D’après les experts, Tchernobyl et ses environs seront totalement décontaminés dans cent mille ans. On est heureux de cette bonne nouvelle pour l’Ukraine et la Biélorussie qui redeviendront bientôt de belles terres de tourisme et de gastronomie rurale. Les plus optimistes d’entre nous prennent déjà leurs réservations chez Neckermann.

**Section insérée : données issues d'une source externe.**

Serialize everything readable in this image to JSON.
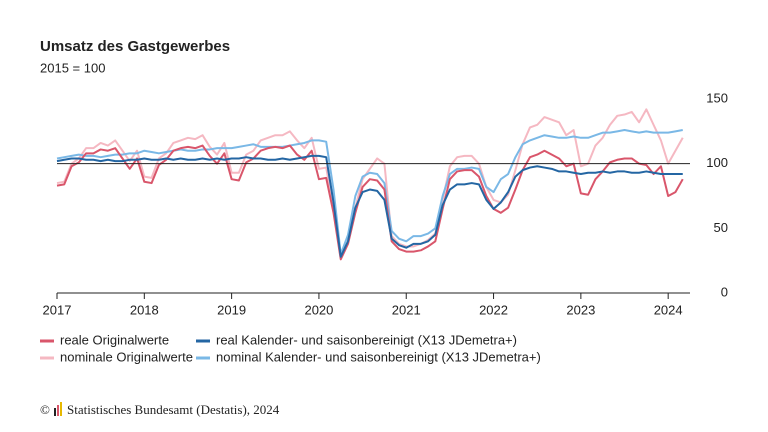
{
  "chart_data": {
    "type": "line",
    "title": "Umsatz des Gastgewerbes",
    "subtitle": "2015 = 100",
    "copyright": "©",
    "source": "Statistisches Bundesamt (Destatis), 2024",
    "xlim": [
      2017,
      2024.25
    ],
    "xticks": [
      2017,
      2018,
      2019,
      2020,
      2021,
      2022,
      2023,
      2024
    ],
    "ylim": [
      0,
      150
    ],
    "yticks": [
      0,
      50,
      100,
      150
    ],
    "reference_line": 100,
    "legend": "bottom",
    "x": [
      2017.0,
      2017.083,
      2017.167,
      2017.25,
      2017.333,
      2017.417,
      2017.5,
      2017.583,
      2017.667,
      2017.75,
      2017.833,
      2017.917,
      2018.0,
      2018.083,
      2018.167,
      2018.25,
      2018.333,
      2018.417,
      2018.5,
      2018.583,
      2018.667,
      2018.75,
      2018.833,
      2018.917,
      2019.0,
      2019.083,
      2019.167,
      2019.25,
      2019.333,
      2019.417,
      2019.5,
      2019.583,
      2019.667,
      2019.75,
      2019.833,
      2019.917,
      2020.0,
      2020.083,
      2020.167,
      2020.25,
      2020.333,
      2020.417,
      2020.5,
      2020.583,
      2020.667,
      2020.75,
      2020.833,
      2020.917,
      2021.0,
      2021.083,
      2021.167,
      2021.25,
      2021.333,
      2021.417,
      2021.5,
      2021.583,
      2021.667,
      2021.75,
      2021.833,
      2021.917,
      2022.0,
      2022.083,
      2022.167,
      2022.25,
      2022.333,
      2022.417,
      2022.5,
      2022.583,
      2022.667,
      2022.75,
      2022.833,
      2022.917,
      2023.0,
      2023.083,
      2023.167,
      2023.25,
      2023.333,
      2023.417,
      2023.5,
      2023.583,
      2023.667,
      2023.75,
      2023.833,
      2023.917,
      2024.0,
      2024.083,
      2024.167
    ],
    "series": [
      {
        "name": "nominale Originalwerte",
        "color": "#f5b8c2",
        "legend_row": 1,
        "legend_col": 0,
        "values": [
          85,
          86,
          100,
          104,
          112,
          112,
          116,
          114,
          118,
          110,
          102,
          110,
          90,
          89,
          104,
          108,
          116,
          118,
          120,
          119,
          122,
          113,
          107,
          116,
          93,
          93,
          107,
          110,
          118,
          120,
          122,
          122,
          125,
          118,
          112,
          120,
          96,
          97,
          66,
          27,
          40,
          66,
          88,
          96,
          104,
          100,
          44,
          38,
          36,
          36,
          38,
          41,
          46,
          72,
          98,
          105,
          106,
          106,
          100,
          82,
          72,
          70,
          76,
          95,
          115,
          128,
          130,
          136,
          134,
          132,
          122,
          126,
          98,
          100,
          114,
          120,
          130,
          137,
          138,
          140,
          132,
          142,
          130,
          118,
          100,
          110,
          120
        ]
      },
      {
        "name": "nominal Kalender- und saisonbereinigt (X13 JDemetra+)",
        "color": "#7ab8e6",
        "legend_row": 1,
        "legend_col": 1,
        "values": [
          104,
          105,
          106,
          107,
          106,
          106,
          105,
          106,
          107,
          107,
          108,
          108,
          110,
          109,
          108,
          109,
          110,
          111,
          110,
          110,
          111,
          111,
          112,
          112,
          112,
          113,
          114,
          115,
          113,
          113,
          113,
          113,
          114,
          115,
          116,
          118,
          118,
          117,
          80,
          30,
          45,
          75,
          90,
          93,
          92,
          85,
          48,
          42,
          40,
          44,
          44,
          46,
          50,
          75,
          92,
          96,
          96,
          97,
          96,
          82,
          78,
          88,
          92,
          105,
          115,
          118,
          120,
          122,
          121,
          120,
          120,
          121,
          120,
          120,
          122,
          124,
          124,
          125,
          126,
          125,
          124,
          125,
          124,
          124,
          124,
          125,
          126
        ]
      },
      {
        "name": "reale Originalwerte",
        "color": "#d9566b",
        "legend_row": 0,
        "legend_col": 0,
        "values": [
          83,
          84,
          98,
          101,
          108,
          108,
          111,
          110,
          112,
          104,
          96,
          104,
          86,
          85,
          99,
          103,
          110,
          112,
          113,
          112,
          114,
          106,
          100,
          108,
          88,
          87,
          101,
          104,
          110,
          112,
          113,
          112,
          114,
          107,
          103,
          110,
          88,
          89,
          62,
          26,
          38,
          62,
          82,
          88,
          87,
          80,
          40,
          34,
          32,
          32,
          33,
          36,
          40,
          65,
          88,
          94,
          95,
          95,
          90,
          75,
          65,
          62,
          66,
          80,
          95,
          105,
          107,
          110,
          107,
          104,
          98,
          100,
          77,
          76,
          88,
          94,
          101,
          103,
          104,
          104,
          100,
          99,
          92,
          98,
          75,
          78,
          88
        ]
      },
      {
        "name": "real Kalender- und saisonbereinigt (X13 JDemetra+)",
        "color": "#2466a3",
        "legend_row": 0,
        "legend_col": 1,
        "values": [
          102,
          103,
          104,
          104,
          103,
          103,
          102,
          103,
          102,
          102,
          103,
          103,
          104,
          103,
          103,
          104,
          103,
          104,
          103,
          103,
          104,
          103,
          104,
          103,
          104,
          104,
          105,
          104,
          104,
          103,
          103,
          104,
          103,
          104,
          105,
          106,
          106,
          105,
          70,
          28,
          40,
          66,
          78,
          80,
          79,
          72,
          42,
          37,
          35,
          38,
          38,
          40,
          45,
          68,
          80,
          84,
          84,
          85,
          84,
          72,
          65,
          70,
          78,
          90,
          95,
          97,
          98,
          97,
          96,
          94,
          94,
          93,
          92,
          93,
          93,
          94,
          93,
          94,
          94,
          93,
          93,
          94,
          93,
          92,
          92,
          92,
          92
        ]
      }
    ]
  }
}
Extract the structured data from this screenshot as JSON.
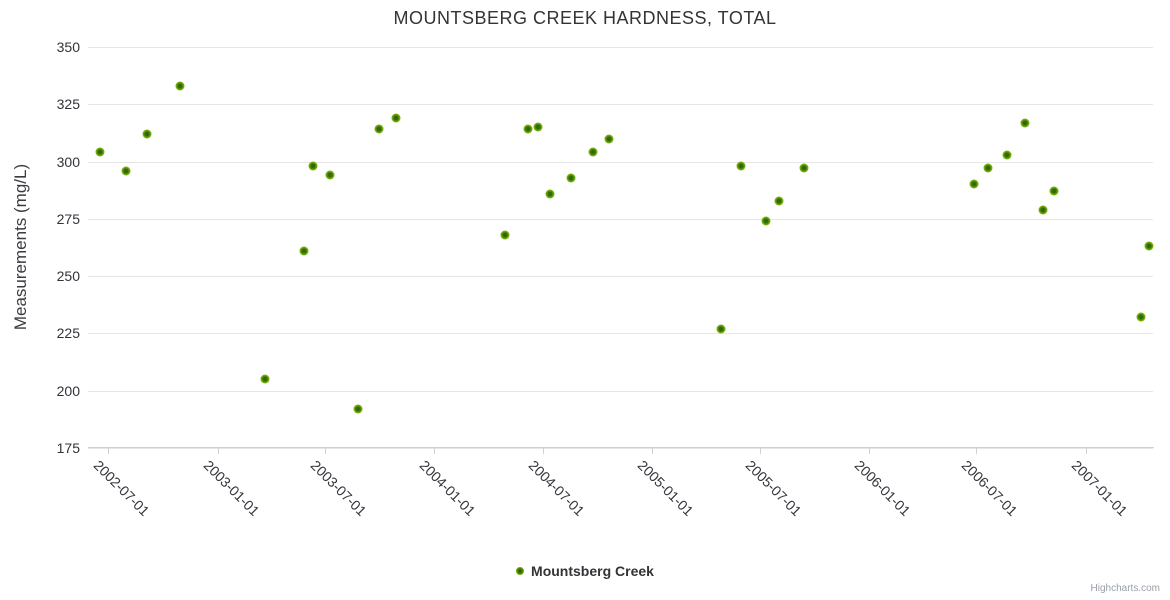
{
  "chart": {
    "title": "MOUNTSBERG CREEK HARDNESS, TOTAL",
    "credits": "Highcharts.com",
    "colors": {
      "marker_outer": "#8dc309",
      "marker_inner": "#2d6a0c",
      "gridline": "#e6e6e6",
      "axis_line": "#ccd1dc",
      "text": "#333338"
    }
  },
  "chart_data": {
    "type": "scatter",
    "title": "MOUNTSBERG CREEK HARDNESS, TOTAL",
    "xlabel": "",
    "ylabel": "Measurements (mg/L)",
    "ylim": [
      175,
      350
    ],
    "y_tick_interval": 25,
    "y_ticks": [
      350,
      325,
      300,
      275,
      250,
      225,
      200,
      175
    ],
    "x_ticks": [
      "2002-07-01",
      "2003-01-01",
      "2003-07-01",
      "2004-01-01",
      "2004-07-01",
      "2005-01-01",
      "2005-07-01",
      "2006-01-01",
      "2006-07-01",
      "2007-01-01"
    ],
    "x_range": [
      "2002-05-28",
      "2007-04-24"
    ],
    "grid": true,
    "legend_position": "bottom-center",
    "series": [
      {
        "name": "Mountsberg Creek",
        "color": "#6fa504",
        "points": [
          {
            "date": "2002-06-17",
            "value": 304
          },
          {
            "date": "2002-07-31",
            "value": 296
          },
          {
            "date": "2002-09-05",
            "value": 312
          },
          {
            "date": "2002-10-30",
            "value": 333
          },
          {
            "date": "2003-03-21",
            "value": 205
          },
          {
            "date": "2003-05-26",
            "value": 261
          },
          {
            "date": "2003-06-11",
            "value": 298
          },
          {
            "date": "2003-07-09",
            "value": 294
          },
          {
            "date": "2003-08-26",
            "value": 192
          },
          {
            "date": "2003-09-29",
            "value": 314
          },
          {
            "date": "2003-10-29",
            "value": 319
          },
          {
            "date": "2004-04-29",
            "value": 268
          },
          {
            "date": "2004-06-07",
            "value": 314
          },
          {
            "date": "2004-06-23",
            "value": 315
          },
          {
            "date": "2004-07-13",
            "value": 286
          },
          {
            "date": "2004-08-17",
            "value": 293
          },
          {
            "date": "2004-09-23",
            "value": 304
          },
          {
            "date": "2004-10-20",
            "value": 310
          },
          {
            "date": "2005-04-27",
            "value": 227
          },
          {
            "date": "2005-05-31",
            "value": 298
          },
          {
            "date": "2005-07-12",
            "value": 274
          },
          {
            "date": "2005-08-02",
            "value": 283
          },
          {
            "date": "2005-09-13",
            "value": 297
          },
          {
            "date": "2006-06-27",
            "value": 290
          },
          {
            "date": "2006-07-20",
            "value": 297
          },
          {
            "date": "2006-08-22",
            "value": 303
          },
          {
            "date": "2006-09-21",
            "value": 317
          },
          {
            "date": "2006-10-21",
            "value": 279
          },
          {
            "date": "2006-11-09",
            "value": 287
          },
          {
            "date": "2007-04-03",
            "value": 232
          },
          {
            "date": "2007-04-17",
            "value": 263
          }
        ]
      }
    ]
  }
}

Et chez nous ? Doel sur Escaut et Tihange sur Meuse demeurent de magnifiques destinations de vacances grâce à nos dirigeants avisés qui ont tiré les enseignements des catastrophes voisines et pris toutes les précautions. Dormez tranquilles, braves gens, une malheureuse contamination nucléaire, si elle devait survenir, sera inodore, incolore et insipide, promis, juré – s’ils mentent, Charles Michel et Marie-Christine Marghem iront en enfer : le gouvernement vient d’ordonner la distribution de petites pastilles d’iode. Ouf ! Une petite pastille suffit pour traverser les flammes tel Superman. Garantie du fabricant.

L’agence fédérale du contrôle nucléaire veille au grain. D’accord, on l’accuse de s’endormir quand Electrabel lui chante une berceuse, de regarder ailleurs quand apparaissent une petite fissure ou deux ou trois ou mille mais personne ne court chez Carglass à chaque éclat dans le pare-brise, n’est-ce pas ?

A force de critiquer le nucléaire, on en oublierait ses énormes avantages. Son prix d’abord. Il ne coûte rien ou presque. Sauf évidemment pour fabriquer la centrale et ensuite quand elle explose mais, bon, ça n’arrive pas sous chaque législature.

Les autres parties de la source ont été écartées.